Australia and five other countries, including the popular Caribbean island of Jamaica, require airlines to use the chemical or something similar. Five other countries, including the United Kingdom, require pesticides on at least some flights.

The consensus is that it kills bugs that could spread diseases. But a handful of critics say the chemicals, designed to linger on seats and overhead bins for up to eight weeks, are as harmful to passengers as the direct spraying of passengers the Department of Transportation fought to stop.

Becky Riley, a spokeswoman for the Northwest Coalition for Alternatives to Pesticides, notes Permethrin is a nerve poison classified as a possible human carcinogen.

"It has been shown in animal studies to cause damage to the liver and lungs," she says. "Exposure can result in tremors, salivation, vomiting, diarrhea and loss of coordination."
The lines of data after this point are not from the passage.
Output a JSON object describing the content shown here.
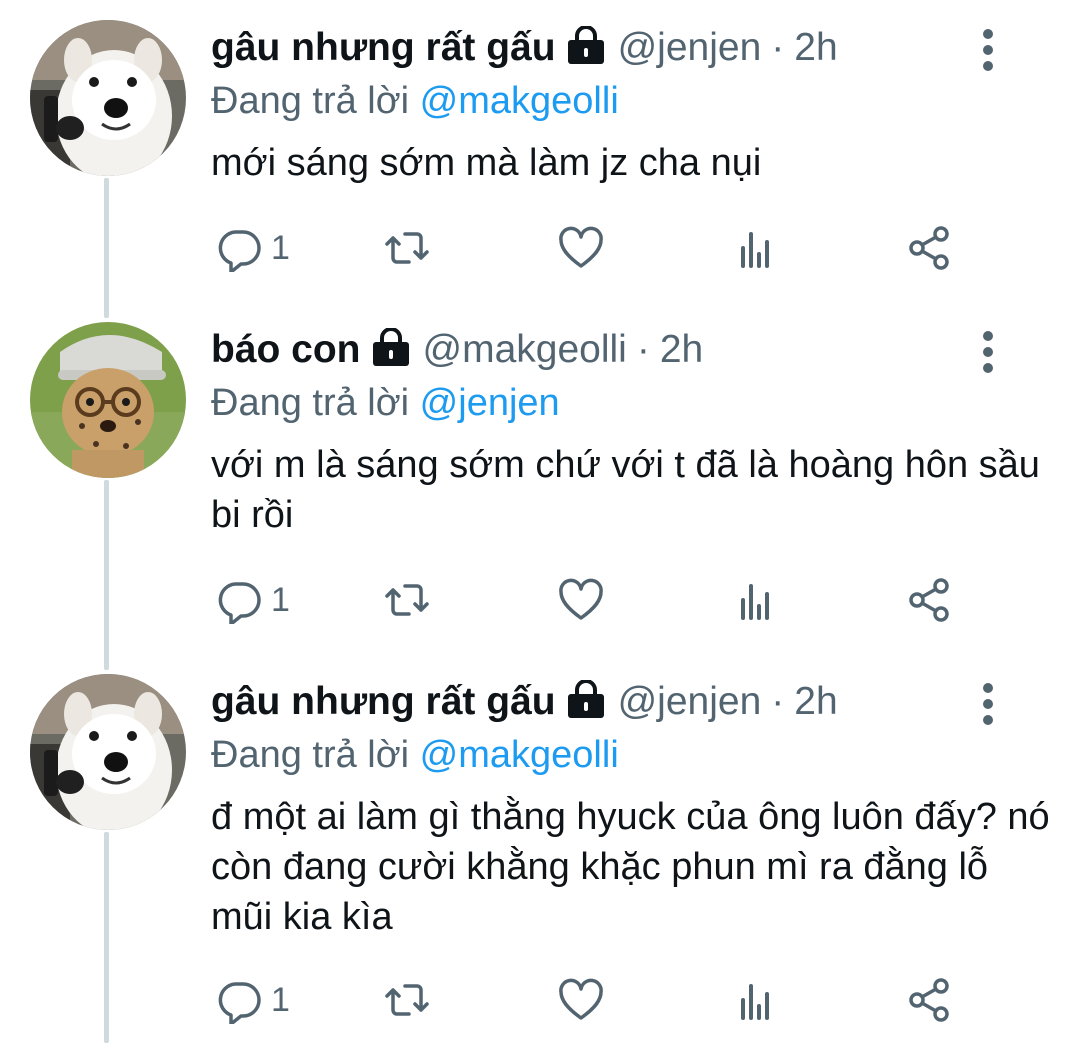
{
  "thread": {
    "tweets": [
      {
        "display_name": "gâu nhưng rất gấu",
        "protected_icon": "lock-icon",
        "handle": "@jenjen",
        "separator": "·",
        "time": "2h",
        "replying_prefix": "Đang trả lời",
        "replying_to": "@makgeolli",
        "text": "mới sáng sớm mà làm jz cha nụi",
        "avatar": "samoyed-dog-avatar",
        "stats": {
          "replies": "1",
          "retweets": "",
          "likes": ""
        }
      },
      {
        "display_name": "báo con",
        "protected_icon": "lock-icon",
        "handle": "@makgeolli",
        "separator": "·",
        "time": "2h",
        "replying_prefix": "Đang trả lời",
        "replying_to": "@jenjen",
        "text": "với m là sáng sớm chứ với t đã là hoàng hôn sầu bi rồi",
        "avatar": "cheetah-cub-avatar",
        "stats": {
          "replies": "1",
          "retweets": "",
          "likes": ""
        }
      },
      {
        "display_name": "gâu nhưng rất gấu",
        "protected_icon": "lock-icon",
        "handle": "@jenjen",
        "separator": "·",
        "time": "2h",
        "replying_prefix": "Đang trả lời",
        "replying_to": "@makgeolli",
        "text": "đ một ai làm gì thằng hyuck của ông luôn đấy? nó còn đang cười khằng khặc phun mì ra đằng lỗ mũi kia kìa",
        "avatar": "samoyed-dog-avatar",
        "stats": {
          "replies": "1",
          "retweets": "",
          "likes": ""
        }
      }
    ]
  },
  "colors": {
    "text_primary": "#0f1419",
    "text_secondary": "#536471",
    "accent": "#1d9bf0",
    "thread_line": "#cfd9de"
  }
}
Despite the concerns, airlines say they must comply. "We do this because it's required by the governments," says Joe Hopkins, spokesman for United Airlines, which uses Permethrin on flights to Australia and New Zealand. "If we didn't do it, we could be fined or they could remove our certificate to operate in those countries."

Should travelers be worried? Officials in Australia and elsewhere say no.

"It is completely safe," says Geof Allenby, a member of the surveillance board at Australia's Quarantine Inspection Service, which requires the spraying. He points to a World Health Organization report in 1995 that concluded the pesticide treatments on aircraft do "not present a risk to human health" if done properly.

Officials in Australia and other countries say chemicals are crucial to protect their nations from insect-borne diseases.

"Australia is an island and is fairly isolated," Allenby says. "It is free of many of the diseases of animals, plants and people found in the rest of the world."

The pesticide, he says, kills insects that could carry yellow fever, malaria, dengue fever and other deadly diseases.

Australia "is on the edge of Asia, where many of these diseases are present," he says. Pesticide use on "all aircraft from overseas is one of the main measures to maintain this insect-free status."

Some countries, however, have questioned the effectiveness of spraying. The United States abandoned the practice in 1979 after the Centers for Disease Control and Prevention in Atlanta concluded that it wasn'tsignificant for keeping out harmful alien insects.

Allenby admits that the Australian government gets complaints from passengers who say they've suffered from the pesticide. But "there is no hard evidence that the (pesticide) was the cause of any problems."

United's Hopkins points out that the airline "gets very few complaints" about the practice.

That's no surprise to Capacchioni. She says a person who fails to connect pesticide use to the kinds of symptoms she experienced could easily shrug off the illness as a cold or flu.

"They get sick, they think it's the flu, and they go about their business," she says. "They don't know what they have."